Sally Martin knits every day.
"I make sweaters, vests, a lot of mittens and hats," said Martin.
But when she started losing vision in her right eye - her hobby became more difficult.
"I thought it was related to being over 50 and you lose some close-up vision," Martin said.
Martin found out it was something much more serious - uveal melanoma.
"It is not a minor or an insignificant kind of cancer," said Arun Singh, MD, Director of Ophthalmic Oncology, Cole Eye Institute and Taussing Cancer Center, The Cleveland Clinic.
Patients with eye melanomas that have spread only have a 15 percent survival rate.

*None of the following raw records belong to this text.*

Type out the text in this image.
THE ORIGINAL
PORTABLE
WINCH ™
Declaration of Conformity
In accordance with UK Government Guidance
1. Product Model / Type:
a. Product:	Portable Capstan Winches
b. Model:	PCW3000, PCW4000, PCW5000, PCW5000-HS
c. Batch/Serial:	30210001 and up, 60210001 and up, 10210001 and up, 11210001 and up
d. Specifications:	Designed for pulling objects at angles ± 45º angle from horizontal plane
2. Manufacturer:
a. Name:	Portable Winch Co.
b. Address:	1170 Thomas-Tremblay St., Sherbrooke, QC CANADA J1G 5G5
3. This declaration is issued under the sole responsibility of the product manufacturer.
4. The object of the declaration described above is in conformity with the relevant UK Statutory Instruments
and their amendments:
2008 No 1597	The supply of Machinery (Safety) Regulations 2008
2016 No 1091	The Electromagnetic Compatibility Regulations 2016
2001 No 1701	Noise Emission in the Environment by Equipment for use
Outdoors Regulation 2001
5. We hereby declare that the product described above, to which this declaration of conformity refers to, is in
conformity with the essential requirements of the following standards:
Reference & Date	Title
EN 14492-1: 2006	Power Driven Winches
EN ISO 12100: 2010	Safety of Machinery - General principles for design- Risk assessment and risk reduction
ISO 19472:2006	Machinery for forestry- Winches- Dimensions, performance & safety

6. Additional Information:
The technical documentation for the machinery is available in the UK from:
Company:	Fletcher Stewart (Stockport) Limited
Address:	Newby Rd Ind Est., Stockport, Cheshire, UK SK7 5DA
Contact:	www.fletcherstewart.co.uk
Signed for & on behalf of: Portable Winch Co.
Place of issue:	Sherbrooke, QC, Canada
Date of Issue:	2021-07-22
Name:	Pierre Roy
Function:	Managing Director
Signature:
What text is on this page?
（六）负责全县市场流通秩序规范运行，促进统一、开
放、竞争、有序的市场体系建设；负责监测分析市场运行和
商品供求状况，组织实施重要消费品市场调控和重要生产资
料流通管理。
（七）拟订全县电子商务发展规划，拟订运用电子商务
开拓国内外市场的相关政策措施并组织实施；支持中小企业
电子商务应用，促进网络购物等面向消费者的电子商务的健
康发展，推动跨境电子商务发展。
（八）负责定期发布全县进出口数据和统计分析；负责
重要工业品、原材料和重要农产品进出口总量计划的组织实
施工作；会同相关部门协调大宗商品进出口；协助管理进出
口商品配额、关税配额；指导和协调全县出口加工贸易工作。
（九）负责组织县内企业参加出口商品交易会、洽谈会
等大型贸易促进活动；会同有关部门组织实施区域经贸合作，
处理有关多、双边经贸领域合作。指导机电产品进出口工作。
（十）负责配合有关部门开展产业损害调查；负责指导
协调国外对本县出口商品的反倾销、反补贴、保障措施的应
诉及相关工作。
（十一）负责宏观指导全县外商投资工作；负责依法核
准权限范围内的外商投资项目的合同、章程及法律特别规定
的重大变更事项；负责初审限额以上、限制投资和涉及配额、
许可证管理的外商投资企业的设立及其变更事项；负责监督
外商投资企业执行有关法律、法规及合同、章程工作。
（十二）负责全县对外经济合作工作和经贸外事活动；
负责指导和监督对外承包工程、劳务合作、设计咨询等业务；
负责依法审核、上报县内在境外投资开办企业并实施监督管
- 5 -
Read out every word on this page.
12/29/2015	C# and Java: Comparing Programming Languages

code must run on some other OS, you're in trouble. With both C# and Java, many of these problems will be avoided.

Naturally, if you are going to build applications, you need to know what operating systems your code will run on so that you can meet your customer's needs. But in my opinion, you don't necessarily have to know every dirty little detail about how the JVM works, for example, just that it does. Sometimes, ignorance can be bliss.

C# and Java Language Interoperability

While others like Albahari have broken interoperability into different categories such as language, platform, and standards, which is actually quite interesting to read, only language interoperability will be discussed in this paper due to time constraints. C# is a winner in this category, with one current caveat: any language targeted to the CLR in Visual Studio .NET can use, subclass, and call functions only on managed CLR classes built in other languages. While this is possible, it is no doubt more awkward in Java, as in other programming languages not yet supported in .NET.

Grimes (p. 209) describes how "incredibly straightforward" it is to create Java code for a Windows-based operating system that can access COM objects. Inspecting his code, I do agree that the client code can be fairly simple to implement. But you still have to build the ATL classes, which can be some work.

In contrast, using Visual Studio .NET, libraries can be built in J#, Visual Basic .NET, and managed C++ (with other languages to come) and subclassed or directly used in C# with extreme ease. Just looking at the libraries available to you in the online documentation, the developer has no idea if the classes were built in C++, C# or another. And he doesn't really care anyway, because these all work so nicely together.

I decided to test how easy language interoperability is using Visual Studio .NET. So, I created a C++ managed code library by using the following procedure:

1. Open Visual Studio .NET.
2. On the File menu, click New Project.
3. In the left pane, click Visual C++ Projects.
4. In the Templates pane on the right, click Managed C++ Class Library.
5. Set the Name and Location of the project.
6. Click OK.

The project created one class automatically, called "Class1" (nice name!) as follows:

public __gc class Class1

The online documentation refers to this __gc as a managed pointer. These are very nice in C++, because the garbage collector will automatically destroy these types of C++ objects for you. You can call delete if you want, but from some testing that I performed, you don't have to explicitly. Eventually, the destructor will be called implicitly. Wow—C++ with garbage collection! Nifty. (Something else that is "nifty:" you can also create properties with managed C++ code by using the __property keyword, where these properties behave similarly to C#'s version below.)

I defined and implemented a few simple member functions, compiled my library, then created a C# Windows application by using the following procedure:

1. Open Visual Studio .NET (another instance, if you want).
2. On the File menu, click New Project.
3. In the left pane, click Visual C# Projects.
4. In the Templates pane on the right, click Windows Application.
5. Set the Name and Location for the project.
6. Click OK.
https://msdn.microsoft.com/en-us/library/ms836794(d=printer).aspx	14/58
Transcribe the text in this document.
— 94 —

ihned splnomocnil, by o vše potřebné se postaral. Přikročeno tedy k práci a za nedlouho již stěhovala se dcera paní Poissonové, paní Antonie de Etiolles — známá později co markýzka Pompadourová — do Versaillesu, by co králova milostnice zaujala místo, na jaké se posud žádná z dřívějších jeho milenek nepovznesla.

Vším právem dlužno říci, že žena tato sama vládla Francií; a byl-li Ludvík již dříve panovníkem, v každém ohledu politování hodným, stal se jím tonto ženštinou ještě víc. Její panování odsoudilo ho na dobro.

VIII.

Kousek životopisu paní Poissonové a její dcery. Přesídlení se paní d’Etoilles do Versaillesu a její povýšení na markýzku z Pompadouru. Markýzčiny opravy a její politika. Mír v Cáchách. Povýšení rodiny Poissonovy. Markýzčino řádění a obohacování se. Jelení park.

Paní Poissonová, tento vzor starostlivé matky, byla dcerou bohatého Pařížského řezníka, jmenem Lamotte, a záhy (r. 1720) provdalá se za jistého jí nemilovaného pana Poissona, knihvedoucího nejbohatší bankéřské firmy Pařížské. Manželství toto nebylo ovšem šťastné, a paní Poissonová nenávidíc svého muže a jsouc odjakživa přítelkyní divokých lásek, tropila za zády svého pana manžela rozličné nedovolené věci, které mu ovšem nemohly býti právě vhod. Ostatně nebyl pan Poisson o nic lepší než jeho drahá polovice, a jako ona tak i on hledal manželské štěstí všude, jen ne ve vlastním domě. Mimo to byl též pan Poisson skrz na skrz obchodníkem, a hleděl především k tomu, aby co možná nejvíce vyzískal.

Martin's doctor caught hers before it spread, so she was a candidate for a type of radiation known as brachytherapy. This gold disc was stitched directly on Martin's eye.
"They are seeds within a disc like a radioactive button," Dr. Singh said.
Martin wore the disc for three days in the hospital. During that time, the radioactive seeds targeted the cancer. She still has a blind spot in her right eye, but she's happy to be cancer-free.
"I feel very fortunate that it was caught early, and that my prognosis is very good," Martin explained.
Now, she can focus on making more of her favorite things.
The method has a 95 percent success rate for patients whose tumors haven't spread. Some patients do not have any symptoms when they have melanoma of the eye. It depends on where the tumor is located. These patients typically do not catch the cancer until it has already spread. It spreads to other organs in the body in about half of all cases.